A large malvertising campaign was spotted by researchers at Malwarebytes, one which was in operation for at least three weeks and put a large number of people at risk.
According to a report by the security firm, the malvertising campaign automatically redirected users to a casino website that was used as a decoy, while the Angler Exploit Kit was downloaded.
This is one of the largest malvertising campaigns in recent months, Malwarebytes says, going through 10 different ad domains receiving massive volumes of Internet traffic.
How it was possible for such a large operation to stay hidden has quite a logical explanation – “the attack preyed on visitors to sketchy websites offering anything from torrents of copyrighted movies, live streams of the latest flicks, or pirated software,” the company wrote in a blog post.
Since the campaign targeted “dubious publishers”, as Malwarebytes puts it, as well as users who knew they were consuming illegal content, no one was keen on reporting any incidents.

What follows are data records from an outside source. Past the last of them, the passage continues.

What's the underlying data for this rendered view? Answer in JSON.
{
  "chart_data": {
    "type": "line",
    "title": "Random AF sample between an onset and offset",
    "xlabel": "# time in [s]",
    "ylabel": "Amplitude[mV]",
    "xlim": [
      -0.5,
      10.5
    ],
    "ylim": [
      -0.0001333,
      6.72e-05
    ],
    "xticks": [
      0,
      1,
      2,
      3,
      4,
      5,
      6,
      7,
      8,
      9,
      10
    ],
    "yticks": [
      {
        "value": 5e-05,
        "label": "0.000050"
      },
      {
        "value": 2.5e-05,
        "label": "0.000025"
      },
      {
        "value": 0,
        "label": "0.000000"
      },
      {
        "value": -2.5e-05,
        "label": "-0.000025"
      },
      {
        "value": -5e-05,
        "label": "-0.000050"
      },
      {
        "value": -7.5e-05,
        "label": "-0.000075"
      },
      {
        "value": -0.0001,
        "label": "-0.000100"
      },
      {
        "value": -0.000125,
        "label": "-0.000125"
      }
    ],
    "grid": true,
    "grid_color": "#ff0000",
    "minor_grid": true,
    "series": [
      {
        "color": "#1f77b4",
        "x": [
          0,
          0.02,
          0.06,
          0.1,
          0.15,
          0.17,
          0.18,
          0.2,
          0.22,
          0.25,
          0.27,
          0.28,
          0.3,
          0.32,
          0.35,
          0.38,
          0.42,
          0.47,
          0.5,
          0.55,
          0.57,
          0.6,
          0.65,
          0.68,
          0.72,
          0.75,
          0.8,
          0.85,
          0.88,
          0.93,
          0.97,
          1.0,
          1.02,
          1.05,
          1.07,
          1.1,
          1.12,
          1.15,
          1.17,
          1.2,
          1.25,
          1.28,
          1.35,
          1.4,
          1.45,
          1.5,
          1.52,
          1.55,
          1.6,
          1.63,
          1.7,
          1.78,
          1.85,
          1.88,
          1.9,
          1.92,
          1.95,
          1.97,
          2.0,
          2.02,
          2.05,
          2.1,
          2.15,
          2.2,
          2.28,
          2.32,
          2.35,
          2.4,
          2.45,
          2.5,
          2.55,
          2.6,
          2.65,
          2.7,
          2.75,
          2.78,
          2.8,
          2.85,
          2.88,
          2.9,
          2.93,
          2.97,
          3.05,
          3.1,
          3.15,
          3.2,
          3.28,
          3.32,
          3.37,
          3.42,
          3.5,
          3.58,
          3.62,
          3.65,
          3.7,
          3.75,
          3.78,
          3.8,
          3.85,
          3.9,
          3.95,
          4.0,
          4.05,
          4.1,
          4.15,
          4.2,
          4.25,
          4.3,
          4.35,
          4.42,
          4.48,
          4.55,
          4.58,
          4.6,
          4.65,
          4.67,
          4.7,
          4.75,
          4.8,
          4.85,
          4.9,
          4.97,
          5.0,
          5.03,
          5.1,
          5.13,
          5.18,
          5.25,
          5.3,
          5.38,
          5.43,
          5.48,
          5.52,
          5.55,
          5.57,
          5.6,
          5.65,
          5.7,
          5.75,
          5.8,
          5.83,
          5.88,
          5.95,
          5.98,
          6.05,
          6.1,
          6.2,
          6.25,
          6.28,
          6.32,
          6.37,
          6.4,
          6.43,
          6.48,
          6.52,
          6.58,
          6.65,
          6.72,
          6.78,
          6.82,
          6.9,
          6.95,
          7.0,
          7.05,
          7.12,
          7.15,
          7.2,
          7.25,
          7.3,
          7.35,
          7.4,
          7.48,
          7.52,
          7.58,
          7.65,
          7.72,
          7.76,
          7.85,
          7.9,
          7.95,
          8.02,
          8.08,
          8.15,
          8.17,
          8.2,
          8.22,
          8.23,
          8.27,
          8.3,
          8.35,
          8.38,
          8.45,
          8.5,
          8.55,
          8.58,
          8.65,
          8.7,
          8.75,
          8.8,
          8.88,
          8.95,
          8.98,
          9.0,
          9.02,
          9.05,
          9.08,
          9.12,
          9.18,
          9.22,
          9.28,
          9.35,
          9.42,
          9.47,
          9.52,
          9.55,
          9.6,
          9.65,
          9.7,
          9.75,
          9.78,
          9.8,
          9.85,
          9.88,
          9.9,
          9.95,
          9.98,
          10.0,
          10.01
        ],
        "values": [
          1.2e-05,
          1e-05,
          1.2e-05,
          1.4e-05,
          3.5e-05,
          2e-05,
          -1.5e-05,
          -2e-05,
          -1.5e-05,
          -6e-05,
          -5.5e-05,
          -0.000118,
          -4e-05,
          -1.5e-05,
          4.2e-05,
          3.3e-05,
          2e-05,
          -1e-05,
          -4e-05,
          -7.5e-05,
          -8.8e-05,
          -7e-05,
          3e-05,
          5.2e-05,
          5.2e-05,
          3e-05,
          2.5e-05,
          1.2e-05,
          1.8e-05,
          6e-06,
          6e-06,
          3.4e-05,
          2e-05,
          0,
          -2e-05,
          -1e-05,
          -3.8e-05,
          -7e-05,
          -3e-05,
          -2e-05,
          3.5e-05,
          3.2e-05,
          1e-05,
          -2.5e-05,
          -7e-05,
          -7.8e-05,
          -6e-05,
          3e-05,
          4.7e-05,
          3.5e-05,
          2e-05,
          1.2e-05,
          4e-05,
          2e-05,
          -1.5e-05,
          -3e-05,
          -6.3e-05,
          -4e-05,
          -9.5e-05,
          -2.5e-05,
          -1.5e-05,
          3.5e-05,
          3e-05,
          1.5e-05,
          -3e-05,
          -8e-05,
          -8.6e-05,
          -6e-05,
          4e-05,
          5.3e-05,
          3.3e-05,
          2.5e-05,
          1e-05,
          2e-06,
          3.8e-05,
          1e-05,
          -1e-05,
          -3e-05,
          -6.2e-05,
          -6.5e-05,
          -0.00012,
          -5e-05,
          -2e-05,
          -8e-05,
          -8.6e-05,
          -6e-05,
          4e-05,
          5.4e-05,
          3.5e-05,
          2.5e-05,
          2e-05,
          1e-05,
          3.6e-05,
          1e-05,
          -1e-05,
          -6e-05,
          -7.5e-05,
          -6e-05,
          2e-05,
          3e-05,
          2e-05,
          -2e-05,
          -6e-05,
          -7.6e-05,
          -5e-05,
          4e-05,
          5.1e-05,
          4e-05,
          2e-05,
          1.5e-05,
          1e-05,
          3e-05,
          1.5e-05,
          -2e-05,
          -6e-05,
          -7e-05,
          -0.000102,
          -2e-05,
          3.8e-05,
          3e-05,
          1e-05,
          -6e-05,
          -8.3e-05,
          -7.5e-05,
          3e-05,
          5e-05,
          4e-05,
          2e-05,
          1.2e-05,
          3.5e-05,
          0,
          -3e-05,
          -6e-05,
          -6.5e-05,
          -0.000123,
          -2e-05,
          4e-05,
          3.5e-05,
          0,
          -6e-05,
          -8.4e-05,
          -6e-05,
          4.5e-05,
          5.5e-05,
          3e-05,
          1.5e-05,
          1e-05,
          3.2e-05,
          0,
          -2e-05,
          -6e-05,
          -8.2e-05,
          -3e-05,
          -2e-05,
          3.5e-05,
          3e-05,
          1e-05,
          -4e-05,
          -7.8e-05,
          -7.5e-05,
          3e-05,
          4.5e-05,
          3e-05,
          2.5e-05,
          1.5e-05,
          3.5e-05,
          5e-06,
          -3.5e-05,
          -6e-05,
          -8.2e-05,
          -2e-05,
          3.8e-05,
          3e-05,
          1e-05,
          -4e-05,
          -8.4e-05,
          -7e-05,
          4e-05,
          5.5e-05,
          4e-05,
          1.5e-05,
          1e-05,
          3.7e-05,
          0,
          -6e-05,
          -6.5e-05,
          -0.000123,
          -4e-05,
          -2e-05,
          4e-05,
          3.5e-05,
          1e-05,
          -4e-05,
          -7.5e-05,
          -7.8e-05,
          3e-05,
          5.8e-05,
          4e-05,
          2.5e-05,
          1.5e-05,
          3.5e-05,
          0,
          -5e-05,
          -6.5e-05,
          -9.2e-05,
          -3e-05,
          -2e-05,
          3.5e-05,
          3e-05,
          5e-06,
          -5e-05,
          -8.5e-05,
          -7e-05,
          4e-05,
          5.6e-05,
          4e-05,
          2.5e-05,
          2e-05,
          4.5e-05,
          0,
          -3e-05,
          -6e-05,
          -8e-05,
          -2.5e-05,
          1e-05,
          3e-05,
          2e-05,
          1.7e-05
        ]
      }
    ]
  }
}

Researchers said in the blog that the ad networks were almost all registered via “Domains By Proxy LLC, meaning no information was available about the registrant but they were all through GoDaddy and on the same ASN: AS15169,” according to the post.
Segura said the researchers were able to identify one of the ad networks as AdCash and that they believe that all of the malicious ad networks were ran by AdCash because they used the same ad call parameters.
A list of malware hashes is available and can be found on the Malwarebytes blog.